For years, researchers have studied television audiences and viewing preferences. Advertisers, commercial broadcasters and even government policy makers care about audiences as they are the individuals who will bring profit to the industry. These ‘commodity audiences’ are reflected via ratings as they “reflect neither mass taste nor the taste of an intellectual elite” (Jenkins, 2013). Ratings give a small representation of the actual audience, making them only an indicator for companies using television as a way to make money.
But what about Fandoms?
Many television culture researchers have attempted to trace the emergence of an organized media fan culture, to the late 1960s efforts “to pressure NBC in returning Star Trek to the air” (Jenkins, 2013). In 1969, the show was cancelled after a lack of popularity shown in the ratings. The ratings only give a small representation of the actual audience, and perhaps this meant that the fans were excluded. However, reruns were then aired in over 150 domestic and 60 international markets, helping Star Trek develop a fan base greater than its popularity in the original run. As a result of large fan gatherings and conventions in support of the series between 1967 and 1972, the franchise was revived and is still thriving today.
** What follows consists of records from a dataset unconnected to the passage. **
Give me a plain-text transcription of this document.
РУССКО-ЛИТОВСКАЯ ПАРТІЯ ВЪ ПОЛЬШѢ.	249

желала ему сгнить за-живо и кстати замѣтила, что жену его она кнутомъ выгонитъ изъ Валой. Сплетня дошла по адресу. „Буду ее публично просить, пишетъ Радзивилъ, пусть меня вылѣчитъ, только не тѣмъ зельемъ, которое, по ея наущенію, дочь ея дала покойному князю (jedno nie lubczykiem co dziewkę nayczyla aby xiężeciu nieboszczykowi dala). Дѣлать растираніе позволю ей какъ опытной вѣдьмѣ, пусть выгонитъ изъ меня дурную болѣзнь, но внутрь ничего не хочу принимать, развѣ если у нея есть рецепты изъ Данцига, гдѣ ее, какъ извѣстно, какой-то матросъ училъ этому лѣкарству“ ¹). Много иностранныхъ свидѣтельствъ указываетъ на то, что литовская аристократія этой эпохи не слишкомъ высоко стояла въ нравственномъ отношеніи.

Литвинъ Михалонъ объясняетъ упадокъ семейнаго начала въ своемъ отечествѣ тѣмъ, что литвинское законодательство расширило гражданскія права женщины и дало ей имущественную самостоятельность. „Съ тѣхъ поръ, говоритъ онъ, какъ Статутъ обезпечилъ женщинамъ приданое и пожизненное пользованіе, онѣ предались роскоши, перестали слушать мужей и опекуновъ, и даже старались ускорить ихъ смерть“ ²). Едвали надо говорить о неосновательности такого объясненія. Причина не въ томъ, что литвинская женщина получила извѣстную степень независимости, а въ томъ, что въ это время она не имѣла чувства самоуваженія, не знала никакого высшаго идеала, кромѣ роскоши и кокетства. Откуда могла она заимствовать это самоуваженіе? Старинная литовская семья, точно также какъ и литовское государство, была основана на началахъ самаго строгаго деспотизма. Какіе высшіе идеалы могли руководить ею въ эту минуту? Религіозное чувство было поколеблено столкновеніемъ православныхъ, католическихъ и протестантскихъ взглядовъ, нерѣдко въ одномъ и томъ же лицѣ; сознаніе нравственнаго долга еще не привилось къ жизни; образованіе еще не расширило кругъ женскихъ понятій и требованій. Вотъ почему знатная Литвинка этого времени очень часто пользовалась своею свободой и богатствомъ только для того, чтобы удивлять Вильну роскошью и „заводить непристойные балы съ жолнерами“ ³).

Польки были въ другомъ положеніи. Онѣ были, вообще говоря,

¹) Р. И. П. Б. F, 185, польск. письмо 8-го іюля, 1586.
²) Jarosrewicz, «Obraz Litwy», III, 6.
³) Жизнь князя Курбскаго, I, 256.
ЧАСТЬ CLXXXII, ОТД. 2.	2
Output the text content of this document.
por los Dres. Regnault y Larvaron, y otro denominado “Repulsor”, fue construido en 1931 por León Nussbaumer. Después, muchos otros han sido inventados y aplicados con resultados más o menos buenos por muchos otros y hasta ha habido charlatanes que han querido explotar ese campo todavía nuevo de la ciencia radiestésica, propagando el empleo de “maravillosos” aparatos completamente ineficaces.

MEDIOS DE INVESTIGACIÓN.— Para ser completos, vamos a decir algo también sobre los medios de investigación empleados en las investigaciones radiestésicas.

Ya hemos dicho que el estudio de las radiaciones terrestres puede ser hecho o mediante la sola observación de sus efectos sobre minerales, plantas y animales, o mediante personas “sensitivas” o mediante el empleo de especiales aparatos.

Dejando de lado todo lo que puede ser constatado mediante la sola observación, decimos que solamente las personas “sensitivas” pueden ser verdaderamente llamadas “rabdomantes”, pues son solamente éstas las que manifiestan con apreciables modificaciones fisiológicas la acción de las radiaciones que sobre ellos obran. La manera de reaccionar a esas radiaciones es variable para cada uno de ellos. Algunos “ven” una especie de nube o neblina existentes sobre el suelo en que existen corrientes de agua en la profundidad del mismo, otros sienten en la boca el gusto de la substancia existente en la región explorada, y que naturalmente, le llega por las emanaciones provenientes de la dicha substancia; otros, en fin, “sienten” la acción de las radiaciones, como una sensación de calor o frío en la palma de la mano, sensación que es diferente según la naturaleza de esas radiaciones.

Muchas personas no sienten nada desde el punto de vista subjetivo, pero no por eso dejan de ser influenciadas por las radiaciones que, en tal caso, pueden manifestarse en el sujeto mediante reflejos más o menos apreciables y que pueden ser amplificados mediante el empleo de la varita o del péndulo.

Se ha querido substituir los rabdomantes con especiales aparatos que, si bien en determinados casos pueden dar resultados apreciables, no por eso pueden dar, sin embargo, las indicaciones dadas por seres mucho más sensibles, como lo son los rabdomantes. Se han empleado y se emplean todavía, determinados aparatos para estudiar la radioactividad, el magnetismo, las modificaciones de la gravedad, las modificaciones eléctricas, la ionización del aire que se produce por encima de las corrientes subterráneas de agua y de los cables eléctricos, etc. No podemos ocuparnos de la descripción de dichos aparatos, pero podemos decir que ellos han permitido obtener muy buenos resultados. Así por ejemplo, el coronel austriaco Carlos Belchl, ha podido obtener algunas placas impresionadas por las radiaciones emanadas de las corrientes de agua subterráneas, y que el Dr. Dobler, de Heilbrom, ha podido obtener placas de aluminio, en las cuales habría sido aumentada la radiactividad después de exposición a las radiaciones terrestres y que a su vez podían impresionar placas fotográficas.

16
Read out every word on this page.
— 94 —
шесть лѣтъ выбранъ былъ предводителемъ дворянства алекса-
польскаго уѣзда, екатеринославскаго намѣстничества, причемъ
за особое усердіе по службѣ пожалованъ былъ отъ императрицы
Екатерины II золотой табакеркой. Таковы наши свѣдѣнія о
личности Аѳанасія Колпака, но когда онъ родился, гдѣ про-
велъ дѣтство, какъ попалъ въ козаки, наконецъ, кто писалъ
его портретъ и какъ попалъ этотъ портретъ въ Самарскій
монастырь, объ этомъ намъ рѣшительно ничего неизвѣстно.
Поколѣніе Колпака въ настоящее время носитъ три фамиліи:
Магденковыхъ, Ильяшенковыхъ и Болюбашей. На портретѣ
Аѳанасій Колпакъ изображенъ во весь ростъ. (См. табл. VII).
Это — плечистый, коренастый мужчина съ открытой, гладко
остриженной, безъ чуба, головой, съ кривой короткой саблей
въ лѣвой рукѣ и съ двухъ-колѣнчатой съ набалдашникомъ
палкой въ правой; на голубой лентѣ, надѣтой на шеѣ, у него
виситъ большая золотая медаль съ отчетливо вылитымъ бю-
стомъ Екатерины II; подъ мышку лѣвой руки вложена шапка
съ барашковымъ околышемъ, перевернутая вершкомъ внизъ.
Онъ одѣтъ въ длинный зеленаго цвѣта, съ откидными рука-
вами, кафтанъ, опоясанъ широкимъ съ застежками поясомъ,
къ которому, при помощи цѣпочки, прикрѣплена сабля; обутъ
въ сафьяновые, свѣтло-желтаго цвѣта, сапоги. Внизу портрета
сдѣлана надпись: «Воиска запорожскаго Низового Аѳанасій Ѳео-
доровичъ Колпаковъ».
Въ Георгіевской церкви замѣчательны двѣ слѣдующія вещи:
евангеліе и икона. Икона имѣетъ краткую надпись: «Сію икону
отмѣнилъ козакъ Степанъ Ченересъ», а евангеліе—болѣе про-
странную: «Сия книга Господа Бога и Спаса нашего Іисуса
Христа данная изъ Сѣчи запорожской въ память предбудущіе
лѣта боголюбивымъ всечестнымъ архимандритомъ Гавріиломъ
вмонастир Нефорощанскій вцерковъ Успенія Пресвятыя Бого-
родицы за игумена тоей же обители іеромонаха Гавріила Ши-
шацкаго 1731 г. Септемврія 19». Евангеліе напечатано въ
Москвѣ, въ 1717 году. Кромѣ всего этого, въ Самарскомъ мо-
Fandoms are stereotyped as cultural others – “as obsessive, freakish, hysterical, infantile & regressive social subjects” (Hill, 2007). Fans are often seen as ‘textual poachers’ who find pleasure in aspects of the text that are not necessarily valued by producers or those with institutional training. Pop cultures take on fandom has typically been one of distaste and critique, with fans’ emotional attachments to media texts and celebrities being viewed as “irrational” (Jenkins, 2013).
Yet despite all of this, fandoms have become an incredibly important tool for many television programs. Many producers have “employed fans as a base of support in their own power struggles with network executives” (Hill, 2007), in order to keep their programs on the air. Other producers have gone down the path of transmedia storytelling, providing extra content for fans, such as trailers, behind-the-scenes footage or webisodes in order to gain a larger fan following and to keep fans interested. At the end of the day, the fans enable programs to continue running as they are the ones that bring in capital for producers.
First being aired on May 31, 2000 on CBS, Survivor is an example of a “TV Phenomenon that sparked a multilayered convergence of media-based fan activity” (Taddeo and Dvorak, 2010). The reality television program follows a group of strangers, or celebrities, in an isolated location where they must provide food, water, fire and shelter for themselves, whilst also competing in challenges to stay on the island, in order to win the million-dollar prize. Viewers clamored to be part of the “Survivor experience through fan sites, discussion boards, mediated videos posted on YouTube, and a host of other online participatory” (ibid.). Survivor also has behind-the-scenes footage and other exclusive content, that fans are able to access via a website, promoting the concept of transmedia storytelling. It is also important to note that Survivor produced two seasons of ‘Survivor – Fans vs. Favourites’, created for fans who believed they could out-survive original contestants of the show. This suggests that producers took note of the conversations being had by fans stating that they could ‘do it better’, and thus created the program as a way of saying ‘prove it’.
It could be said that fandoms are a problem for so called ‘legitimate culture’, as they perhaps, muddy the boundaries of mass culture texts that otherwise wouldn’t be considered so highly. However, fandoms also enable important theory and criticism surrounding texts. Often their interpretations and evaluations go unheard despite the fact that they provide legitimate, negotiated ideas that may not necessarily be commonly represented. They also allow for an understanding of their own relationships to texts.
Whilst some people view fandoms to be full of individuals who are “obsessive” or “freakish”, we must consider the fact that they allow for a revival of particular popular culture texts, especially in the case of Star Trek. They enable texts to be interpreted in a deeper, more meaningful way and often become a tool for more enriching studies into the cultures surrounding television productions.
Jenkins, H. (2013). Textual Poachers: Television Fans and Participatory Culture. New York: Routledge. (p. 28-33)
Taddeo, J. and Dvorak, K. (2010). The tube has spoken. Lexington: University Press of Kentucky. (p. i-v)
Hill, A. (2005). Reality TV. London: Routledge. (p. 3-37).